Roth Capital Partners acted as sole placement agent for the offering.

"This committed financing provides us with the resources to advance our clinical development plan through the end of 2017 while also supporting our commercialization programs in Europe," said Jennifer K. Simpson, Ph.D., MSN, CRNP, President and Chief Executive Office of Delcath. "We are positioned to achieve important clinical inflection points in our FOCUS trial and our global Phase 2 program in HCC and ICC, which we believe represent the fastest path to U.S. FDA approval and ultimately the generation of shareholder value. This financing will be valuable to our efforts to expand global access to our Melphalan/HDS for the benefit of patients suffering with primary and metastatic liver cancers."

In addition to the Notes, the Company will issue common stock purchase warrants in a quantity equal to 85% of the number of shares of common stock the institutional investor would receive if the Notes were converted in full at the initial Conversion Price on the closing date (without regards to any limitations on conversion set forth therein). The warrants will be initially exercisable one year after their initial issuance date and expire five years thereafter. The warrants will include a one-time, downward-only reset of the warrant exercise price based on the market price on the maturity date, and for 75% of the warrants a corresponding adjustment of the number of warrant shares such that the aggregate exercise price of the warrants remains the same after the reset.

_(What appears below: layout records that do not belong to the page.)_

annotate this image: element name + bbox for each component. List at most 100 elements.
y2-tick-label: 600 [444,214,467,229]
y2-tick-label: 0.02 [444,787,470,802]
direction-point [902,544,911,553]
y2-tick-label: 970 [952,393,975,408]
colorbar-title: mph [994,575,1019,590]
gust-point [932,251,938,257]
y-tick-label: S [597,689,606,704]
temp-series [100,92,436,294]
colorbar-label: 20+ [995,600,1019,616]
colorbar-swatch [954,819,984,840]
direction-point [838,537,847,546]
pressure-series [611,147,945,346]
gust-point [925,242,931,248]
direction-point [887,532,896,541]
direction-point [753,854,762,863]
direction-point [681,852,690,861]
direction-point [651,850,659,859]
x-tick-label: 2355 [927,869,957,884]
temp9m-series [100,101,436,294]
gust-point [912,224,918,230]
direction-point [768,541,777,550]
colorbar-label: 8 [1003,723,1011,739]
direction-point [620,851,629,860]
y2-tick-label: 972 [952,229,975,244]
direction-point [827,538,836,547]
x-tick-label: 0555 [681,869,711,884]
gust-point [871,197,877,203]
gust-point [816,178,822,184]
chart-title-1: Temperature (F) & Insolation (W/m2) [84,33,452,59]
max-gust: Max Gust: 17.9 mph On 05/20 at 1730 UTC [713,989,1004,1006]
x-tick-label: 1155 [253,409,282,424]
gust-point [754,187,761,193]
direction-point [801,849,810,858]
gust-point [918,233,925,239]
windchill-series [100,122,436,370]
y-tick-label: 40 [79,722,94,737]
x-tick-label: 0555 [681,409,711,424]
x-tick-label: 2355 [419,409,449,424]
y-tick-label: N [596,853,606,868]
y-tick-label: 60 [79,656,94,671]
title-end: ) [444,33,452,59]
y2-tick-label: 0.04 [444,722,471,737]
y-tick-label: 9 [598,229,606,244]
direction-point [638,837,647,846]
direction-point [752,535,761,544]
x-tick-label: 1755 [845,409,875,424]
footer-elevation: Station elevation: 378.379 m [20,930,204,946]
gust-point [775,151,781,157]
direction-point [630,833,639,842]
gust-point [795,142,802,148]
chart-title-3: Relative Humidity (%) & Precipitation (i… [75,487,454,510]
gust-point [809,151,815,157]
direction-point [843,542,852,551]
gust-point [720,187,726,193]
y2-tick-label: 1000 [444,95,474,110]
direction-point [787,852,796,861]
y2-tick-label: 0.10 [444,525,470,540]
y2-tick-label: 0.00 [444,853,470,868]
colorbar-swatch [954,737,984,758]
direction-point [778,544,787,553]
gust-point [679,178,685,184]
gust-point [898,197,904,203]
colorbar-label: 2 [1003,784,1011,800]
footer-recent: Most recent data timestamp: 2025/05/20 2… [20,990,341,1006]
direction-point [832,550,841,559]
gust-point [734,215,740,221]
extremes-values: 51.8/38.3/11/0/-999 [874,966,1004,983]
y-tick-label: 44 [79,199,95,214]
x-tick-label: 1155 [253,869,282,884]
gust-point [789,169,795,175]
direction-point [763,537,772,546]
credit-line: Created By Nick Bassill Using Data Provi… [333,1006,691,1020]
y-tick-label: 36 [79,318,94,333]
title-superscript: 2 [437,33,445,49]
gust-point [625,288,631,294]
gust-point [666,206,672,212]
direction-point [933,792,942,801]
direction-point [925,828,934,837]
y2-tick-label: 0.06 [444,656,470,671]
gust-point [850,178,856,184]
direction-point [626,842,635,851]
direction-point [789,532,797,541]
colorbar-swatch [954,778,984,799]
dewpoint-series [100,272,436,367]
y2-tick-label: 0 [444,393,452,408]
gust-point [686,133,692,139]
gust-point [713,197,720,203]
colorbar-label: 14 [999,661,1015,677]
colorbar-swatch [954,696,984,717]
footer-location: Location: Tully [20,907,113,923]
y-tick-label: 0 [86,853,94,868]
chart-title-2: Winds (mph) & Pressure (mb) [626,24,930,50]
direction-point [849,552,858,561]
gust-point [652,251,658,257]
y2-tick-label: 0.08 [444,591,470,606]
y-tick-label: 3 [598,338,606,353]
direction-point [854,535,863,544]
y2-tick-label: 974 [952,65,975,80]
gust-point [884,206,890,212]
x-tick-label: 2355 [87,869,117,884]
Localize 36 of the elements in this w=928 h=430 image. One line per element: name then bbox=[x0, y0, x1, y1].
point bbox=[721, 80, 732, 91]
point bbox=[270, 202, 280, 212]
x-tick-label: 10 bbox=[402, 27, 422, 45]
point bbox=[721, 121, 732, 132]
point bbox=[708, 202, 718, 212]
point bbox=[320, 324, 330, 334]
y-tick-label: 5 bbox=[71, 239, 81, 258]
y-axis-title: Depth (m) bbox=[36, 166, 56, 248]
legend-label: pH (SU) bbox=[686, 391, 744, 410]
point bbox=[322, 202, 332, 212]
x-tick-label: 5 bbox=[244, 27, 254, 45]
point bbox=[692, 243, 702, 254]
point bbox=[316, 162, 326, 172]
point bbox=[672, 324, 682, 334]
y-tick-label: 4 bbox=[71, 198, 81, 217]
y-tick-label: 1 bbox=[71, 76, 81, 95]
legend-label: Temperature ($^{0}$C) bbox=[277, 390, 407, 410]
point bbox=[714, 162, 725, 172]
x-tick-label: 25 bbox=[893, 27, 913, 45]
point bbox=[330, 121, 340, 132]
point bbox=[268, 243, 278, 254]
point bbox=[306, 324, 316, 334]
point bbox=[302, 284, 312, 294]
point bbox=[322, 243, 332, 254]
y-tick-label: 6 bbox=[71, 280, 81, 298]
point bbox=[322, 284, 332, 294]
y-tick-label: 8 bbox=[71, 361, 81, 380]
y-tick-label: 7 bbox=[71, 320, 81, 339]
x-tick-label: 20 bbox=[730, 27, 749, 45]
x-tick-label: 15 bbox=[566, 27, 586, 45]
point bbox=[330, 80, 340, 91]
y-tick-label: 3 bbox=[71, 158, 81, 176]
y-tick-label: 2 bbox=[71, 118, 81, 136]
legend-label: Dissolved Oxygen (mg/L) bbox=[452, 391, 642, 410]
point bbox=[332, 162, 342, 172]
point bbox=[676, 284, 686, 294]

For additional information concerning the details of the financing, please refer to the Form 8-K to be filed by Delcath with the Securities and Exchange Commission.

The Notes, warrants and shares of common stock issuable upon conversion or exercise thereof have not been registered under the Securities Act or any applicable state securities laws and may not be offered or sold absent such registration or pursuant to an available exemption from such registration requirements. This press release does not constitute an offer to sell or the solicitation of an offer to buy any of the securities nor shall there be any sale of any of the securities in any jurisdiction in which such offer, solicitation or sale would be unlawful.